Ganglion cysts arise from two main causes in the feet. These cysts are filled with synovial fluid, which is one of our body's natural lubricants that is present in joints and also surrounding tendons to help them glide while moving. The synovial fluid is normally contained entirely within the joint, but in some cases (especially when joint motion has been compromised) an out pouching of the tissue containing the fluid can fill and become what we refer to as a ganglion cyst. Anatomically speaking, these cysts have the gross appearance of a small water balloon. As mentioned earlier, a similar scenario (out pouching of synovial tissue) can occur near tendons - though this is less common.
Ganglion cysts have been around for a very long time and some of the earliest treatment involved hitting the cyst hard with a bible (or another heavy book) and this would reduce the cyst. Essentially, this method would rupture the 'balloon' holding the synovial fluid and the fluid would disperse and be re-absorbed into the body. Now these cysts are more often treated by aspiration (removing the fluid with a needle) or surgical excision.

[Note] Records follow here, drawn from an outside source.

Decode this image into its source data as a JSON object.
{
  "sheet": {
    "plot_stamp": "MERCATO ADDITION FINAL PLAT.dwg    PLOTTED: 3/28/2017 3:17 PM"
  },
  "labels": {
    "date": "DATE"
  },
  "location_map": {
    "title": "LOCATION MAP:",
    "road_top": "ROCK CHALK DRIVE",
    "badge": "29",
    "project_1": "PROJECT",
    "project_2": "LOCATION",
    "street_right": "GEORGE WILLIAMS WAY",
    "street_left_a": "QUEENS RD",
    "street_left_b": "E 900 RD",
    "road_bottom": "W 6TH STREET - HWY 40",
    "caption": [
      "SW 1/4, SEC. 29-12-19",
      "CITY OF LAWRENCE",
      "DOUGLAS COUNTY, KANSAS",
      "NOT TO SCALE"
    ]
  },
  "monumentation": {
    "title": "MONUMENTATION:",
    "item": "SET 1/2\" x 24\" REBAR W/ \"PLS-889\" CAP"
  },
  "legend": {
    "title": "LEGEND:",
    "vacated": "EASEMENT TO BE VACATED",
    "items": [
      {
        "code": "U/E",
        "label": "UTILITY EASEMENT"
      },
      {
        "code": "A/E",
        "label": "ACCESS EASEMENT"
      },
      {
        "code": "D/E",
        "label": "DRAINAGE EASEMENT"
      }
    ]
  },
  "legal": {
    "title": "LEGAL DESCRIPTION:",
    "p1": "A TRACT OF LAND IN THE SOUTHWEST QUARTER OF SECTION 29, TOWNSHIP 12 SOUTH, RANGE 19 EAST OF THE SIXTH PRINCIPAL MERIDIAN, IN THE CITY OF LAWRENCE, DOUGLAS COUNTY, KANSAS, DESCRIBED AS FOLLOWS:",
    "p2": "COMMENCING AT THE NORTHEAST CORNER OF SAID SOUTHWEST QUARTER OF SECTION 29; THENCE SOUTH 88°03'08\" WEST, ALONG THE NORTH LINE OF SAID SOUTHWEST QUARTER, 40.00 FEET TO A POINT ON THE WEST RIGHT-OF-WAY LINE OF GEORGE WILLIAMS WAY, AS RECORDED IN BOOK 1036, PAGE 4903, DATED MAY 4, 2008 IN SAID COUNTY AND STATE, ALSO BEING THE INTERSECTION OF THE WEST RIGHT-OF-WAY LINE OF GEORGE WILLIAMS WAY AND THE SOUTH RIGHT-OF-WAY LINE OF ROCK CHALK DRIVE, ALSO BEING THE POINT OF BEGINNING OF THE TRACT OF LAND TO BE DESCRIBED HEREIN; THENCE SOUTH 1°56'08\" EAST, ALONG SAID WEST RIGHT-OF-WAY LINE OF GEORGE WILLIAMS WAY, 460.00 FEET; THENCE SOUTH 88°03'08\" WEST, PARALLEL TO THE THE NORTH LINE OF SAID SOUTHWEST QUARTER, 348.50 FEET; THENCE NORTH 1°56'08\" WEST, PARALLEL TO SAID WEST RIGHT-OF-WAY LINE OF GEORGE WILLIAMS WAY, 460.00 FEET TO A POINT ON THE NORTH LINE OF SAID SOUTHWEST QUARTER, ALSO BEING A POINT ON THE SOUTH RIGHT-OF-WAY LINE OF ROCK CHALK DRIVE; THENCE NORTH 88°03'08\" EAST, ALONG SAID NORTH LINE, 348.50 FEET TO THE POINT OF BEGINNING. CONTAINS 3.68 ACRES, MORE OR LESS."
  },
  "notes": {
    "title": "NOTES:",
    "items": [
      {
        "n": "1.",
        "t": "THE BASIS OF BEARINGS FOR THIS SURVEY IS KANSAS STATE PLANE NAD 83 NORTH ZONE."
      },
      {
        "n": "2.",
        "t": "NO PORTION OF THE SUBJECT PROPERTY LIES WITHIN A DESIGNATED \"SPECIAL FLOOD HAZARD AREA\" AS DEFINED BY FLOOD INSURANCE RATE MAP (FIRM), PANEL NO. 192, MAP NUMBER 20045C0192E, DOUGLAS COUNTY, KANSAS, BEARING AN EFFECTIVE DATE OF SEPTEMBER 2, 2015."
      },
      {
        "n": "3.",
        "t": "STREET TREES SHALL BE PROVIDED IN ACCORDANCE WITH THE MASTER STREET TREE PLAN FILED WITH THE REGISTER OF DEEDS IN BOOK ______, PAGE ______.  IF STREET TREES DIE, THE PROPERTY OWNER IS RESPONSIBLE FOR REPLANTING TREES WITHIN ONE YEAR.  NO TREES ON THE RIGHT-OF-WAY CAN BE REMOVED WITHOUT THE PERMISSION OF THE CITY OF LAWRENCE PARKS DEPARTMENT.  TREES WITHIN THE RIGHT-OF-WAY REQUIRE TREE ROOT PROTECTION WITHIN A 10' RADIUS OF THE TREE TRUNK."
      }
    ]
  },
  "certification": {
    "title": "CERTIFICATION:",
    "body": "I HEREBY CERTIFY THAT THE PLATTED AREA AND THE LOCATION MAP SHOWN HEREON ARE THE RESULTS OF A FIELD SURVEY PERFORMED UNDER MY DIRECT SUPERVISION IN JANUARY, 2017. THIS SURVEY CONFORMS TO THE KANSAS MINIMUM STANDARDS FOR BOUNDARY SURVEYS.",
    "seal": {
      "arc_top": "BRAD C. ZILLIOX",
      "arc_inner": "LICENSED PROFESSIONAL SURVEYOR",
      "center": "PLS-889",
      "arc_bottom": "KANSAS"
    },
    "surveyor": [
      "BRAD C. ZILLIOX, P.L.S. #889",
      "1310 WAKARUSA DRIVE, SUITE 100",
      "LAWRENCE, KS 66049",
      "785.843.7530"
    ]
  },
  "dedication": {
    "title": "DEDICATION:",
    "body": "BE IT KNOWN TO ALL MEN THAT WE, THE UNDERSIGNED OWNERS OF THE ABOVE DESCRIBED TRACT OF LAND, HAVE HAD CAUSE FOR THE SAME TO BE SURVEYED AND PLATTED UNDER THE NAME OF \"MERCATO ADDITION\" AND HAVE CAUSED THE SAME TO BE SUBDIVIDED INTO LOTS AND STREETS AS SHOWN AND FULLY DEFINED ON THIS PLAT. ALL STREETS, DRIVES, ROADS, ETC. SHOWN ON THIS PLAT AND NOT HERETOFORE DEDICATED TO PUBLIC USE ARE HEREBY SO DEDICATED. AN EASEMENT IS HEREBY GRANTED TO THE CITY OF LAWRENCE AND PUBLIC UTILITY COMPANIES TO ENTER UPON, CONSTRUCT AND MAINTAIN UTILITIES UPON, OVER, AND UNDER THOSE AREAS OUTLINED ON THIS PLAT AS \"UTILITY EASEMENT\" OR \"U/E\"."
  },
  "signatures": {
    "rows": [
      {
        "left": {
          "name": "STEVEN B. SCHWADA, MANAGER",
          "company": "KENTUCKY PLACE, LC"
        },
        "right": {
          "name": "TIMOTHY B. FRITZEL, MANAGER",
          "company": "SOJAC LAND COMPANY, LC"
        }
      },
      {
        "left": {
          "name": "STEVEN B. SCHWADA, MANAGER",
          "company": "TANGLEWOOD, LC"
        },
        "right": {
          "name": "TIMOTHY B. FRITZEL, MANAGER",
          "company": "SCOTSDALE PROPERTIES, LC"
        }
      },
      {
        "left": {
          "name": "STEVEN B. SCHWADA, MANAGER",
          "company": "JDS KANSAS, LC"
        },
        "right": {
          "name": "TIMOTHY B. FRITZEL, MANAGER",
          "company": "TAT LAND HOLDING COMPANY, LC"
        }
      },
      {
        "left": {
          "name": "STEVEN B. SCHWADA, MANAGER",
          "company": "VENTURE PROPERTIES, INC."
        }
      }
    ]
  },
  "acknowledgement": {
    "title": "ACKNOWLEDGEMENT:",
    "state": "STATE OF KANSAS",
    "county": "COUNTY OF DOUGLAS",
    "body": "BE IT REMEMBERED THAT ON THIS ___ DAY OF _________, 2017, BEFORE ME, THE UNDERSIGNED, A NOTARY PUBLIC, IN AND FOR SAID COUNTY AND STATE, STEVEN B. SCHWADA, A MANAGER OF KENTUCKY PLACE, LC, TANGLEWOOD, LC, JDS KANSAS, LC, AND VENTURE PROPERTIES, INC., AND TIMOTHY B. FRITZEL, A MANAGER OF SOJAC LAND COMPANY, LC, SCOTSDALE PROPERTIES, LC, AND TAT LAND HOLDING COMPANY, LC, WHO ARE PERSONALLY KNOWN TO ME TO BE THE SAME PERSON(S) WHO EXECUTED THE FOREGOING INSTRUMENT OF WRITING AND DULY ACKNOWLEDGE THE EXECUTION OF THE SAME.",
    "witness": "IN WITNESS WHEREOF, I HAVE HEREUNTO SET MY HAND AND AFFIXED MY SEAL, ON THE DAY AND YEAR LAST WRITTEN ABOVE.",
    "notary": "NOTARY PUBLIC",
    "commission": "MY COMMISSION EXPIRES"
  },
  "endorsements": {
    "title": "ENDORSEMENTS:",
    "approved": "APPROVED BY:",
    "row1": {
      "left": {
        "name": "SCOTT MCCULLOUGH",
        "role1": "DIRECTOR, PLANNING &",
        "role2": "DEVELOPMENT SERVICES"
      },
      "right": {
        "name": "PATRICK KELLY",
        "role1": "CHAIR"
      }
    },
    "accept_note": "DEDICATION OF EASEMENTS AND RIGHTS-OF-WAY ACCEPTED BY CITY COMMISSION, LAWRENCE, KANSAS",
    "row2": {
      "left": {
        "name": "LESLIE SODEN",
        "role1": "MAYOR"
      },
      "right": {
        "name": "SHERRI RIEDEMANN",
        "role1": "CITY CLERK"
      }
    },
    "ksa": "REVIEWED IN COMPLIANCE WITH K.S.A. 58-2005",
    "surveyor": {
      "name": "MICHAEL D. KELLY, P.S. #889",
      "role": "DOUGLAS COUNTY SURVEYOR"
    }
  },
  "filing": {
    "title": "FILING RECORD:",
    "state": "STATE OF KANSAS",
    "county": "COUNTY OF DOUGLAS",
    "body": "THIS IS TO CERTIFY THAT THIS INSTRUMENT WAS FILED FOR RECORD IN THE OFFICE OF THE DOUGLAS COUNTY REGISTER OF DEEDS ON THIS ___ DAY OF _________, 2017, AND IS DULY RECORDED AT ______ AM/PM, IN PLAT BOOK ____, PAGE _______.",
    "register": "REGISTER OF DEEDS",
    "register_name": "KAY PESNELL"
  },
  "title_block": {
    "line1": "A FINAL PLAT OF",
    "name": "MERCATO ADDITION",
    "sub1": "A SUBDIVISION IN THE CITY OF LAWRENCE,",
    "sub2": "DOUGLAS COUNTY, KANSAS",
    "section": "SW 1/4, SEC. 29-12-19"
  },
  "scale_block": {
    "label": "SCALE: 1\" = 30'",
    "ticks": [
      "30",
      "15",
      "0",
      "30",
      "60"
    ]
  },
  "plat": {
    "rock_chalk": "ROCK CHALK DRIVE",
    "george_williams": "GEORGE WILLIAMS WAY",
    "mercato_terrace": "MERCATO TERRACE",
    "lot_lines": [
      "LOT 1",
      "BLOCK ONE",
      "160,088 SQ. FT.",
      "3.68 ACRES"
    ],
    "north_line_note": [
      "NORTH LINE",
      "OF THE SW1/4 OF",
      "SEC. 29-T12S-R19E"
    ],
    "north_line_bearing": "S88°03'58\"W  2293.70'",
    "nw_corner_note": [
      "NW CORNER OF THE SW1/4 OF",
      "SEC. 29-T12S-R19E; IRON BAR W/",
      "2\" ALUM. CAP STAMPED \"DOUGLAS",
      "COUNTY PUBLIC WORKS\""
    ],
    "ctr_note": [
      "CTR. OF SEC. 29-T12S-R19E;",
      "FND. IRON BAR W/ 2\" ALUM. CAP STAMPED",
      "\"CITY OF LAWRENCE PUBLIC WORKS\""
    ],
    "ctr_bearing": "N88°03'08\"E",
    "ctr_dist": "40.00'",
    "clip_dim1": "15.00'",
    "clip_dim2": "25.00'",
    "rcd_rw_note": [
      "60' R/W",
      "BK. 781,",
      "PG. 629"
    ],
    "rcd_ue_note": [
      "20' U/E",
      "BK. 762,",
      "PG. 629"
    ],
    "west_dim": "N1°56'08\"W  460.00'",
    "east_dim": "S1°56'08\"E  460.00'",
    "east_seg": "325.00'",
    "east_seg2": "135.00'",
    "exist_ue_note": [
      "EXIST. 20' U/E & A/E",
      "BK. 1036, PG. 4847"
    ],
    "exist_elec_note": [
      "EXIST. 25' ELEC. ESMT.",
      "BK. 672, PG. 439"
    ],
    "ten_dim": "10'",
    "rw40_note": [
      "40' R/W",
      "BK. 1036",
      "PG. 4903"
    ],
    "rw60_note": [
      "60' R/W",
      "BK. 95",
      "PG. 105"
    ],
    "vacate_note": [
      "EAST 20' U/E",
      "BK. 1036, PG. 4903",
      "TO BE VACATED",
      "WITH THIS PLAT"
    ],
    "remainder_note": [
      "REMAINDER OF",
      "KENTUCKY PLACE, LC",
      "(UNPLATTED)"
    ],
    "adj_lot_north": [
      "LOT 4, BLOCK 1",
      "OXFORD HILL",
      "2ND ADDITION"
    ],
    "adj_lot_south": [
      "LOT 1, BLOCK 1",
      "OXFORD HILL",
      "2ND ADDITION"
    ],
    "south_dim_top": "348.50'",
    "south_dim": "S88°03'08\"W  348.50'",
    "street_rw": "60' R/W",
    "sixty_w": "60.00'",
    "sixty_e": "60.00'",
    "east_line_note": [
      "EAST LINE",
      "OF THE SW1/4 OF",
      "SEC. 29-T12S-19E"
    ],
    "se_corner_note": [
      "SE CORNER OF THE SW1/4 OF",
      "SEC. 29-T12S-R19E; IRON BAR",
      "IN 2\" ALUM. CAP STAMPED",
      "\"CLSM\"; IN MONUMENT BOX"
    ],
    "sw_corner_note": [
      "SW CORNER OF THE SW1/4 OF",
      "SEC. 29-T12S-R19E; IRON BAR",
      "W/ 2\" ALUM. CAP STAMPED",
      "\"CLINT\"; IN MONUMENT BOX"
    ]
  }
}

These cysts tend to recur, especially when treated through aspiration or simple excision, as the root cause of the problem (the joint dysfunction) has not been addressed. As aspiration can be performed in an office setting and poses a much lower risk, it is a reasonable first line of treatment. In addition, aspiration allows the doctor to have the fluid evaluated to ensure the indentity of the cyst and rule out malignancy. In cases where these cysts recur, it is important to consider addressing the joint or tendon dysfunction to reduce the predisposition to creating these cysts. This is especially important to consider if the tendon or joint itself is symptomatic.
Identifying this lesion and confirming it is benign is the most important step in treatment.